Disciplina e autorregulação mudam a vida

Autorregulação e autodisciplina são competências que podem ser ensinadas, aprendidas e desenvolvidas

Disciplina e autorregulação Pessoas experimentam grandes dificuldades para se autodisciplinar e autorregular (foto: Freepik)

Ano novo, novos desafios, promessas e metas. Todos já estivemos lá, “este ano vai”, “ano passado eu morri, mas este ano eu não morro”, somente para nos decepcionarmos com nossa falta de persistência que começa a se manifestar tão logo passe a euforia dos brindes das festas de fim de ano.

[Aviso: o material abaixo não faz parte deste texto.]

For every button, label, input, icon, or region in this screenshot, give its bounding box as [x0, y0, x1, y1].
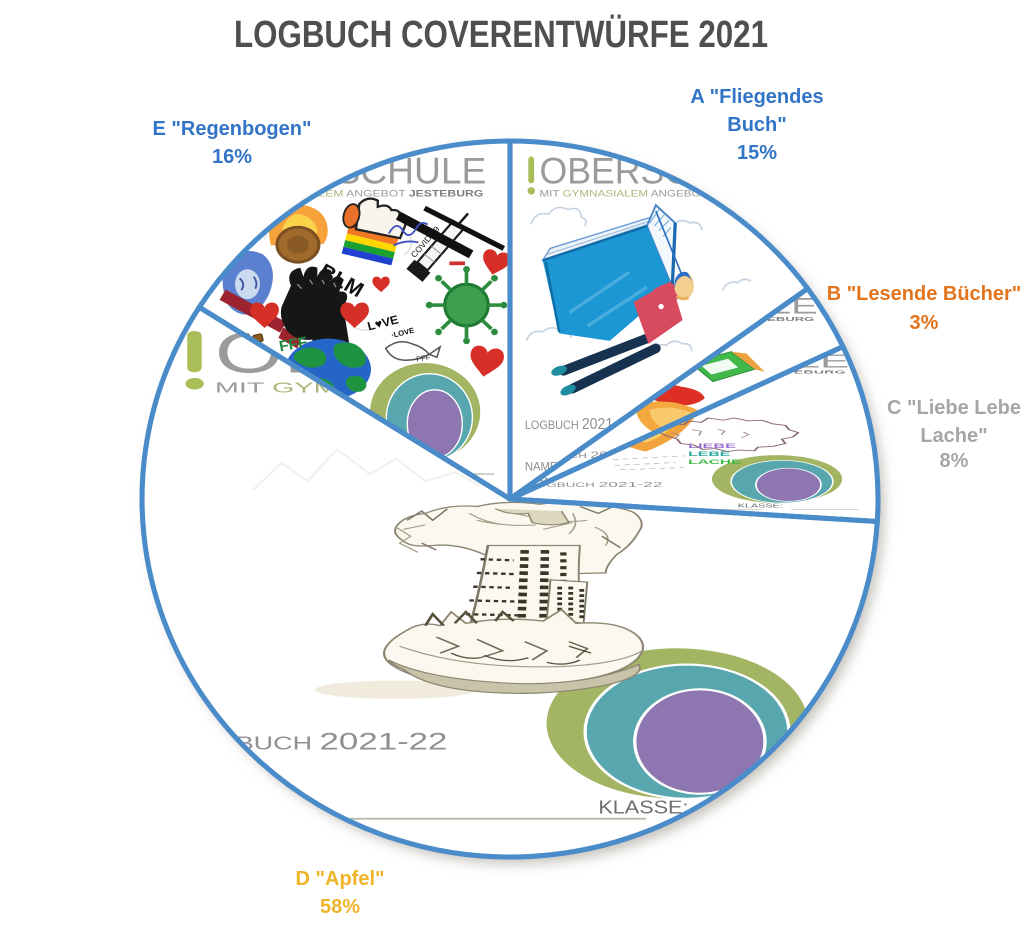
svg-text:Lache": Lache" [920, 425, 987, 447]
svg-text:A "Fliegendes: A "Fliegendes [690, 86, 823, 108]
svg-text:Buch": Buch" [727, 114, 786, 136]
svg-text:8%: 8% [940, 450, 969, 472]
svg-text:LOGBUCH COVERENTWÜRFE 2021: LOGBUCH COVERENTWÜRFE 2021 [234, 13, 768, 56]
svg-text:C "Liebe Lebe: C "Liebe Lebe [887, 397, 1021, 419]
svg-text:D "Apfel": D "Apfel" [296, 868, 385, 890]
svg-text:B "Lesende Bücher": B "Lesende Bücher" [827, 283, 1022, 305]
svg-text:16%: 16% [212, 146, 252, 168]
svg-text:3%: 3% [910, 312, 939, 334]
svg-text:15%: 15% [737, 142, 777, 164]
svg-text:E "Regenbogen": E "Regenbogen" [153, 118, 312, 140]
svg-text:58%: 58% [320, 896, 360, 918]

Para não recorrer a citações pretensiosas, vou me valer do sucesso de 1985 da banda inglesa Tears for Fears, Everybody Wants to Rule the World. Considerada por muitos uma das melhores músicas da década de 1980, a canção fala do desejo humano de ter as coisas ao seu jeito, de comandar, de mudar o mundo à sua vontade. Certamente essa característica humana não é nova, mas aqui foi retratada de forma tão lírica que 40 anos depois as pessoas ainda se lembram da letra.

 

 

Mas há uma falha nesse desejo tão sincero de mudar o mundo pra melhor. Qualquer plano que possamos ter a respeito de nós mesmos ou das circunstâncias que nos rodeiam só vira realidade com determinação, persistência e ações continuadas. Ou seja, com disciplina.

 

Dificuldade em manter o foco

 

É notório que as pessoas experimentam grandes dificuldades para se autodisciplinar e autorregular. Especialmente no mundo tecnológico contemporâneo, onde tudo é muito rápido, queremos gratificação instantânea por qualquer coisa que façamos, qualquer esforço, por mínimo que seja, que demonstremos. E não aceitamos menos do que uma demonstração efusiva de apreço pelas nossas tentativas, ainda que débeis.

Em seu livro “O Valor do Amanhã”, Eduardo Gianetti (2005) (1) o autor afirma que é muito simples compreender aquilo que, na economia, recebe o simpático nome de “trocas intertemporais”:

As trocas no tempo são uma via de mão dupla. A posição credora – pagar agora, viver depois – é aquela em que abrimos mão de algo no presente em prol de algo esperado no futuro. O custo precede o benefício. No outro sentido temos a posição devedora – viver agora, pagar depois. São todas as situação em que valores ou benefícios usufruídos mais cedo acarretam algum tipo de ônus ou custo a ser pago mais à frente. (p.10)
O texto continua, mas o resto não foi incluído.